A new device uses a smartphone and a paper microfluidic chip to detect extremely low levels of norovirus.
Norovirus is a very contagious virus responsible for around 19–21 million yearly cases of acute gastroenteritis in the United States.
In fact, norovirus is “the leading cause of foodborne illness” in the U.S.
Norovirus is also responsible for up to 1.9 million hospital visits and another 400,000 visits to the emergency department. This costs the U.S. around $2 billion in healthcare expenses and loss of job productivity.
The virus can be contagious at very low levels, with just 10 virus particles being enough to cause an infection.
So, researchers from the University of Arizona (UA) in Tucson set out to create an efficient way to detect even the smallest levels of the virus.
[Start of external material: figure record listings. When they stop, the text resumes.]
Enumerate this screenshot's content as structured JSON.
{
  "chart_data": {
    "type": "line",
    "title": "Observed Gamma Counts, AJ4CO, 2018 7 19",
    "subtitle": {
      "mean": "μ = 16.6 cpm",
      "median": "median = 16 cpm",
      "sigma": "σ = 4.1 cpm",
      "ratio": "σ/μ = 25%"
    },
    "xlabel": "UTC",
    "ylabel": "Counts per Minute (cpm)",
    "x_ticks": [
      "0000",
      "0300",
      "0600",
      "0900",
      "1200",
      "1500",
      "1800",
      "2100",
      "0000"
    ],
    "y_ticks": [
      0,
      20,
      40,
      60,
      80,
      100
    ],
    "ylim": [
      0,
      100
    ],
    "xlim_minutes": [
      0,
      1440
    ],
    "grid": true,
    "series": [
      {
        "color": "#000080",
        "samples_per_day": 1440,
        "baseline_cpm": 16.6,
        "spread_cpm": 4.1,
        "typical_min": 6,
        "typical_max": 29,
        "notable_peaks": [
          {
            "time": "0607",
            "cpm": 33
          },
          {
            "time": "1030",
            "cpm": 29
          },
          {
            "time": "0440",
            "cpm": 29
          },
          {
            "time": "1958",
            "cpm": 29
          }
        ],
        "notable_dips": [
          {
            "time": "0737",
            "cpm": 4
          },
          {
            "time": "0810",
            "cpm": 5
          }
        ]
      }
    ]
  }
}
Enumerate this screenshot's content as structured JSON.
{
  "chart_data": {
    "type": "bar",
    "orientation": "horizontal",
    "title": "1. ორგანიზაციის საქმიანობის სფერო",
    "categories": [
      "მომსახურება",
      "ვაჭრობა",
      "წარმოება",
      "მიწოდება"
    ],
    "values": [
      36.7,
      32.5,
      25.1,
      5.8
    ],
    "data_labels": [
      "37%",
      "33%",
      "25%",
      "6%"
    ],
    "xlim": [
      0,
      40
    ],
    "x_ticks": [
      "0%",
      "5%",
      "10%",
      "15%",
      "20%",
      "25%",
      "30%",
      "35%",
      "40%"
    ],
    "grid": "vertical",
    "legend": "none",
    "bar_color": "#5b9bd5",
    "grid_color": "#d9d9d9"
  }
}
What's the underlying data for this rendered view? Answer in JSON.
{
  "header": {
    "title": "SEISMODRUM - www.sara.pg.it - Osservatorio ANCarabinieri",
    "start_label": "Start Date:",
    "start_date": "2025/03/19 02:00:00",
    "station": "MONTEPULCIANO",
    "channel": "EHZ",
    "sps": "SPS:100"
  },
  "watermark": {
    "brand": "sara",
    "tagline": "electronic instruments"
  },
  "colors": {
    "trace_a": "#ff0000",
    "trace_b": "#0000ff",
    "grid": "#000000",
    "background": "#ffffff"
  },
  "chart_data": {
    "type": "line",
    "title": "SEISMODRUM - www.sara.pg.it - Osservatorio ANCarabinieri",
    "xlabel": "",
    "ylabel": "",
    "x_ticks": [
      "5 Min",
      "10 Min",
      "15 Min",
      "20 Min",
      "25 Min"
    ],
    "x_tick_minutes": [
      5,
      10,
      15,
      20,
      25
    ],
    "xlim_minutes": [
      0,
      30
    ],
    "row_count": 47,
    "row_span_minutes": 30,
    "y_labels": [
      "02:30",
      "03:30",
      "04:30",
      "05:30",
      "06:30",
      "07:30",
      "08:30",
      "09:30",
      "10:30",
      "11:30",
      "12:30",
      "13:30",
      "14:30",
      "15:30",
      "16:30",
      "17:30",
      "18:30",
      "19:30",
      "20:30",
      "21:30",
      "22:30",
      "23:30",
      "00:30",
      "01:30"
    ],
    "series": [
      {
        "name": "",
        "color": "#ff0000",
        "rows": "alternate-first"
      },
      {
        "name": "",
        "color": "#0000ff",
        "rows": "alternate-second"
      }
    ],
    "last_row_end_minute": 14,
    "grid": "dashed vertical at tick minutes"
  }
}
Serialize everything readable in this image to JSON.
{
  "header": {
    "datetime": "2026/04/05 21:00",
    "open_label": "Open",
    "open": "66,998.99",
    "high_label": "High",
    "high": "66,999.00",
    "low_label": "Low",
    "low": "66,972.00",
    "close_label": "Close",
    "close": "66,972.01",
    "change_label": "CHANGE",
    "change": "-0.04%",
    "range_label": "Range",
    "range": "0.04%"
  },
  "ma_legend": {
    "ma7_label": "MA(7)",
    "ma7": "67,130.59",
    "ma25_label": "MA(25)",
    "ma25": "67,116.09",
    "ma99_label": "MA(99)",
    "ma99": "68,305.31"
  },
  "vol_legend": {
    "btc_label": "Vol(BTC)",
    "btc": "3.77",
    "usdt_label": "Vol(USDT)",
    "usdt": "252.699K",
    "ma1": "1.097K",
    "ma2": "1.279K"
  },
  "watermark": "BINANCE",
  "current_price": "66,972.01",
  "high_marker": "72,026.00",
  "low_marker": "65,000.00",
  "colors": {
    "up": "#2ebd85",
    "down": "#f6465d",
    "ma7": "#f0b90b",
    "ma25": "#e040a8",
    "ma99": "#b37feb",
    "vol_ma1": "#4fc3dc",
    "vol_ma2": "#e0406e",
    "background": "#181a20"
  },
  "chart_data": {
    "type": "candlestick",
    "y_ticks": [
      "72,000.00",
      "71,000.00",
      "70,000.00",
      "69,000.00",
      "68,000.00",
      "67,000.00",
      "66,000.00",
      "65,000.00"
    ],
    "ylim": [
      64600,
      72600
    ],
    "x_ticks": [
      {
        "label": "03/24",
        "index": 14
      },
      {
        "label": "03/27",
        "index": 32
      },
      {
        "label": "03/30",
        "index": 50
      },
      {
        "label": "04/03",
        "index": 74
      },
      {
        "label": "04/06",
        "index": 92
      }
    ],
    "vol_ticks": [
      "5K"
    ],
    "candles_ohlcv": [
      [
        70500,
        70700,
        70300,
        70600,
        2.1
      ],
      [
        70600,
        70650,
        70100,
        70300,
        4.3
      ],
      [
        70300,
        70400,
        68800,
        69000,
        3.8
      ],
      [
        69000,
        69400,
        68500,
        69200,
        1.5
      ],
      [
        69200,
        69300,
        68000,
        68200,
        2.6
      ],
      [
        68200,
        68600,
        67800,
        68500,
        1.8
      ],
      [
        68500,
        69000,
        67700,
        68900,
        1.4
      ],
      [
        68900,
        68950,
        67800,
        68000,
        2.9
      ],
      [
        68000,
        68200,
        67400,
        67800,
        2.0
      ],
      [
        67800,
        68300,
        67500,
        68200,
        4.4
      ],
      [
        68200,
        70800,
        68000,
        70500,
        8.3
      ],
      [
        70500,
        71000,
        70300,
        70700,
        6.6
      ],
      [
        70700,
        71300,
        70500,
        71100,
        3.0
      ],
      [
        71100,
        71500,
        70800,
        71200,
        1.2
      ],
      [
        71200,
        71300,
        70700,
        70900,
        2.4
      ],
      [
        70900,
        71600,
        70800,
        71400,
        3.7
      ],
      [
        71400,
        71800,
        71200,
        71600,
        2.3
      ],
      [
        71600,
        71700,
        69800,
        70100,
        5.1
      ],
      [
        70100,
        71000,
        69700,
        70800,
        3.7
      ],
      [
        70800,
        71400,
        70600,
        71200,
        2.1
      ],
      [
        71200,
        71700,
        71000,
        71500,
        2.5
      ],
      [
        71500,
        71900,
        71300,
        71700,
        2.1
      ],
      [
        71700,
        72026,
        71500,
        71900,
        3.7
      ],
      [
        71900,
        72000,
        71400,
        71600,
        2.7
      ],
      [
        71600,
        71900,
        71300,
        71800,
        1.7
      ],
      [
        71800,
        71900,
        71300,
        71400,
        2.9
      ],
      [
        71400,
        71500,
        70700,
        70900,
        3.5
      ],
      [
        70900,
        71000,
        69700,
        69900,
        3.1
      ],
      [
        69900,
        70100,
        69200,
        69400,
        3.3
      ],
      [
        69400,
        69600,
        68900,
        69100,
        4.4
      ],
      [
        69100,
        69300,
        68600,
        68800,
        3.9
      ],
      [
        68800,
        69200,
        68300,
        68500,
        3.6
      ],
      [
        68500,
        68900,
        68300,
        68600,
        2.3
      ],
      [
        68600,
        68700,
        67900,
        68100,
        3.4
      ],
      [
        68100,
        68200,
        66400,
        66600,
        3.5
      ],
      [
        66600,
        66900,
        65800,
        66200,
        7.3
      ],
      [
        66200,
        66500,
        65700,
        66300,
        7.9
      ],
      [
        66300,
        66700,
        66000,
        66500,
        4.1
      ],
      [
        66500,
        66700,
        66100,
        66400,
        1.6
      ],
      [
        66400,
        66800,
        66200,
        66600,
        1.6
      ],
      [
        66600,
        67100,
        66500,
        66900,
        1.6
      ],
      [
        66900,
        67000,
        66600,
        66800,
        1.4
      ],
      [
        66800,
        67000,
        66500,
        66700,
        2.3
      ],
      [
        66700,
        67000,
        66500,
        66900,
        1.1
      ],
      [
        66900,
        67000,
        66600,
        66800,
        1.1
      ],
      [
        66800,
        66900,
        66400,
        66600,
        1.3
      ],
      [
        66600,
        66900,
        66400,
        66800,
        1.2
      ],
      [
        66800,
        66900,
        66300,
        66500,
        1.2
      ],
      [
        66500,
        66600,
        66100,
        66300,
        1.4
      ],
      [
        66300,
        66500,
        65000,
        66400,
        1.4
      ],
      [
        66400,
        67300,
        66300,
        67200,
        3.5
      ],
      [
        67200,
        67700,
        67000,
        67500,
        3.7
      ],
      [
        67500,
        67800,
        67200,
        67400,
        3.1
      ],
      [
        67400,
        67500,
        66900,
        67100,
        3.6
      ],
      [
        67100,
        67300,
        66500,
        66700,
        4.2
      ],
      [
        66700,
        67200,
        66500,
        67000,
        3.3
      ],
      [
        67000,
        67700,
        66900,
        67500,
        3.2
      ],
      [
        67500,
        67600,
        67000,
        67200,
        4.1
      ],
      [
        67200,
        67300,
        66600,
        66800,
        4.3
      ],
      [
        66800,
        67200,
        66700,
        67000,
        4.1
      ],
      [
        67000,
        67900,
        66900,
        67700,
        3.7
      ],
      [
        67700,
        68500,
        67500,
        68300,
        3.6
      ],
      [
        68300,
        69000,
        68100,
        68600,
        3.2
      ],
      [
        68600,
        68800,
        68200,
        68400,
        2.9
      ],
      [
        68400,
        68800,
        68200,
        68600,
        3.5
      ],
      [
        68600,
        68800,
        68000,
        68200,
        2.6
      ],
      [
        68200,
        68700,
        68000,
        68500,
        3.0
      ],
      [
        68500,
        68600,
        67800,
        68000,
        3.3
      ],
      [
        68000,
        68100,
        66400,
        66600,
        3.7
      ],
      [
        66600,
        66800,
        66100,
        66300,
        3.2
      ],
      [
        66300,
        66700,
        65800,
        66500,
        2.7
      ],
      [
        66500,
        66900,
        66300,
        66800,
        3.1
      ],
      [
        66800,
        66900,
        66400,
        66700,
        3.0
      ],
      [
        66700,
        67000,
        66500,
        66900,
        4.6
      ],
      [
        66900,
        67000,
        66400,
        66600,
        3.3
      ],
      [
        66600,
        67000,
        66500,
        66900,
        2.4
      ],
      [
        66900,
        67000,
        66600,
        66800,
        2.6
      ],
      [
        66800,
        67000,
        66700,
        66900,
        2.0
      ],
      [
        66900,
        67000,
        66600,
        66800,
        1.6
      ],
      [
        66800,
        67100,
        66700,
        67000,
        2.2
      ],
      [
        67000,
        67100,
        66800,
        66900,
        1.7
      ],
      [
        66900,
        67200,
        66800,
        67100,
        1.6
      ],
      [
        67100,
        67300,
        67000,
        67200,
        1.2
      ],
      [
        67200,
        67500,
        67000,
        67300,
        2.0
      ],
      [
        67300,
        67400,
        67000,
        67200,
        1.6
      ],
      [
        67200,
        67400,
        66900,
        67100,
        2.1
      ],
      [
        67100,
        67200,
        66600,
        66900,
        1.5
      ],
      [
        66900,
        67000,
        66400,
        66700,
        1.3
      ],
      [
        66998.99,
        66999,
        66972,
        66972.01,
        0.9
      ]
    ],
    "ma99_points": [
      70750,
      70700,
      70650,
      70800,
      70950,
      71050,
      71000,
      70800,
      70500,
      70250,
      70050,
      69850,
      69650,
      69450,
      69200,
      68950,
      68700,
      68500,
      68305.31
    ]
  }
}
Three researchers co-led the project: Jeong-Yeol Yoon, from the Department of Biomedical Engineering at UA; Soo Chung, a doctoral researcher in Yoon’s laboratory; and Kelly A. Reynolds, chair of the Department of Community, Environment, and Policy in the Mel & Enid Zuckerman College of Public Health at UA.
Yoon presented the research at the American Chemical Society Fall 2019 National Meeting & Exposition in San Diego, CA, and the paper now appears in the journal ACS Omega.
How the cheap and quick device works
The virus can spread very quickly through water. Existing devices for detecting norovirus require a laboratory and a range of microscopes, lasers, and costly spectrometers. These are instruments that measure types of radiation and wavelength.
With the new method, the researchers used simple materials including paper and a smartphone. Chung explains how it is possible for paper to transform into microfluidic chips.
“Paper substrate is very cheap and easy to store, and we can fabricate these chips easily,” he says. “The fibrous structure of paper also allows liquid to flow spontaneously without using the pumping systems other chips, such as silicon chips, usually require.”